ユーリ・ノルシュテイン展

どうもどうも、みなさん、荒川線に思い入れタップリですね(笑)。ありがとうございます。

GW最後の4日&5日、葉山〜鎌倉あたりをウロウロしてました。宿がいいとこにとれず大船のビジネスホテルに一泊、しかも家族が二部屋に分かれたり。5日は懐かしの友、鎌倉のセッキーの家にいったのだけど、それはまた後ほど写真入りでご報告。

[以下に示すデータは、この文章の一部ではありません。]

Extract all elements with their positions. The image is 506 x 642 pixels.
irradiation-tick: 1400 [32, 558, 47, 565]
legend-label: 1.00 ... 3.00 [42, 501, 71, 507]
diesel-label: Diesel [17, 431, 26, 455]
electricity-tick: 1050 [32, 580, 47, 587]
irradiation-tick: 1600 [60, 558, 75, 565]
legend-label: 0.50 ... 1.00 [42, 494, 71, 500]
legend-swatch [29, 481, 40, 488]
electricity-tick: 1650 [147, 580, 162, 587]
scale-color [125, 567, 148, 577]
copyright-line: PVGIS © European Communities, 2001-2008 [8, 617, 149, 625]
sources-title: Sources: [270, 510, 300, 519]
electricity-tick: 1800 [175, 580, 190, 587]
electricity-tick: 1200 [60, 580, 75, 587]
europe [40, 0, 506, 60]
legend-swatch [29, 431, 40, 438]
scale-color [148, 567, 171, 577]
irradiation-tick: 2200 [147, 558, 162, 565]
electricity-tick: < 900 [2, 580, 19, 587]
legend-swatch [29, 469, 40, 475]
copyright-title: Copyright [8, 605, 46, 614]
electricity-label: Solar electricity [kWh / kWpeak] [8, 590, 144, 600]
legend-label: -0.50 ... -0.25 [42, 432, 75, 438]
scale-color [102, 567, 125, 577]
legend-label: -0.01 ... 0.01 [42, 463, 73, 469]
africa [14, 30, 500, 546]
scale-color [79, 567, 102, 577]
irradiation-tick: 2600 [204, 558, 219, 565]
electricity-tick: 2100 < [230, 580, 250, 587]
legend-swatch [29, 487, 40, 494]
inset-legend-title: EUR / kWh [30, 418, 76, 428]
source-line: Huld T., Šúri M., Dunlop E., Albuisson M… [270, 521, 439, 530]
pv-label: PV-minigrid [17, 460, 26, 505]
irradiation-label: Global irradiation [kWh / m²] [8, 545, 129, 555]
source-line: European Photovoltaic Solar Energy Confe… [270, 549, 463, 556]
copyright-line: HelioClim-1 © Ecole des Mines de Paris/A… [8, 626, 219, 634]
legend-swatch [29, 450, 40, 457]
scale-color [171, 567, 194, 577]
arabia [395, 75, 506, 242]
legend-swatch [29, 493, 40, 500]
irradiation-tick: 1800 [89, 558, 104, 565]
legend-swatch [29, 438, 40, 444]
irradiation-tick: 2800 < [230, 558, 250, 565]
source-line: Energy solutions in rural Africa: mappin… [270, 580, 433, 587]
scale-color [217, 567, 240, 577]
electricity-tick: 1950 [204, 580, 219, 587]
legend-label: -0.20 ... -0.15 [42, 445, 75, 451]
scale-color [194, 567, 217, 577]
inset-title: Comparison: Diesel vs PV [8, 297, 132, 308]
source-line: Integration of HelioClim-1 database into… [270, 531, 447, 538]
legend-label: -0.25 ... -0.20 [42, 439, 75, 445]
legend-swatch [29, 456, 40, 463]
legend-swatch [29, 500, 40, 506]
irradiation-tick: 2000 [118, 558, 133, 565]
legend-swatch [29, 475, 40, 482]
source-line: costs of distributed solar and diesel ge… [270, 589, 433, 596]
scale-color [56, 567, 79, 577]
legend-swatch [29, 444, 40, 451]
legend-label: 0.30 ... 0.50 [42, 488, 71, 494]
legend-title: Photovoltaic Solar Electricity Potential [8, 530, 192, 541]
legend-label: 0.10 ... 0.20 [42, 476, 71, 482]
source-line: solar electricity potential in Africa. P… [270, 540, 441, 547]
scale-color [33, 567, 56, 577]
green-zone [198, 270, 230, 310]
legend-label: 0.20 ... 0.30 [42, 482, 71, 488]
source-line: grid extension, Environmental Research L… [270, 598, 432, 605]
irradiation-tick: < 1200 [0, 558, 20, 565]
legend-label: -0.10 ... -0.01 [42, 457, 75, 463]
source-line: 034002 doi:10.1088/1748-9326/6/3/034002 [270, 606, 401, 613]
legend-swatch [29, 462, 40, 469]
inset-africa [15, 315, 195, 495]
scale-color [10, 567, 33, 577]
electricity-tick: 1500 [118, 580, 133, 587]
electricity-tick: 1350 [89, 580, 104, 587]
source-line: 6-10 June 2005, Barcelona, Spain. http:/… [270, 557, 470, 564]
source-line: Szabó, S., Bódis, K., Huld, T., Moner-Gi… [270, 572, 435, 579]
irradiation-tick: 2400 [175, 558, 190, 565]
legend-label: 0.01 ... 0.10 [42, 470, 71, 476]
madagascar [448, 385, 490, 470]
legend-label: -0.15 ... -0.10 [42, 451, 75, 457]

ちょうど葉山にある神奈川県立近代美術館の別館で、ノルシュテインの展覧会をやっててね。ロシアのアニメ作家で、奥さんが絵を描いていて、ダンナはそれを動かしてフィルムに撮影する。なんていうんでしょう、とっても幻想的な、詩的な絵作り、話法で、ちょっと他のアニメとは完全に別格。僕も妻も大好きな人で、特に'79年の「話の話」という30分の作品は、生涯観た全ての映画作品の中のベスト1にしてもいいと思ってるくらい。セリフのない映画なんだけど、本当にいろんなことが詰まっていて、いろんな感情に揺さぶられる映画です。何度観ても、30分間、息が止まりそうになるくらい、食い入るように見てしまう。

これから全国を巡回するんだけど、要するに今までの作品の撮影素材とか、絵コンテとか、絵本用に描いた絵とか、そういうのがズラリ。かなりの物量だったけど、そもそも映画に思い入れのない人にとっては同じような絵や落書きのオンパレード???

でも、すごく良かった。特に「話の話」の部屋はもう……(うちに長年、この作品の絵のリトグラフが一枚飾ってあるんだけど、その原画もあって不思議な気持ち)。撮影素材をこう立体的に並べて、光源なんかも用意してあの映像の世界を再現してるものがいくつかあるんだけど、その重層的な空気感とか光感がもう本当に素晴らしくて。要するに、撮影していたときの撮影台の状態を再現したような……で、一番手前のセルって無数の傷がつけてあるのね、ただただ、雨みたいな角度で。で、ああ、これがピンボケになったときに、あのなんとも言えぬ汚れ感が出るんだなあって。あと、光もその傷で乱反射してからカメラのレンズに入っていくんだね、きっと。とにかくそれに驚いた。

でもでも、どんな展示物よりも、小さなTVモニターでほんの抜粋で見せている未完の「外套」のフッテージにはかなわないと思った。やっぱり、この人たち(彼と奥さんと)はアニメになって最高の状態になる人たち。前にも何度も見てるはずなんだけど、改めてスゴイと思った。とにかく何がどうなってるんだか分からないもん。絶対にCGではできないし。横で見ていた小さい子のお母さんが「これはアニメ? アニメ?」と何度も言っていたけれど、その気持ちはよく分かる。

でも、きっと完成はしないんだろうなあ……もう作り始めて30年……すごいよねえ……。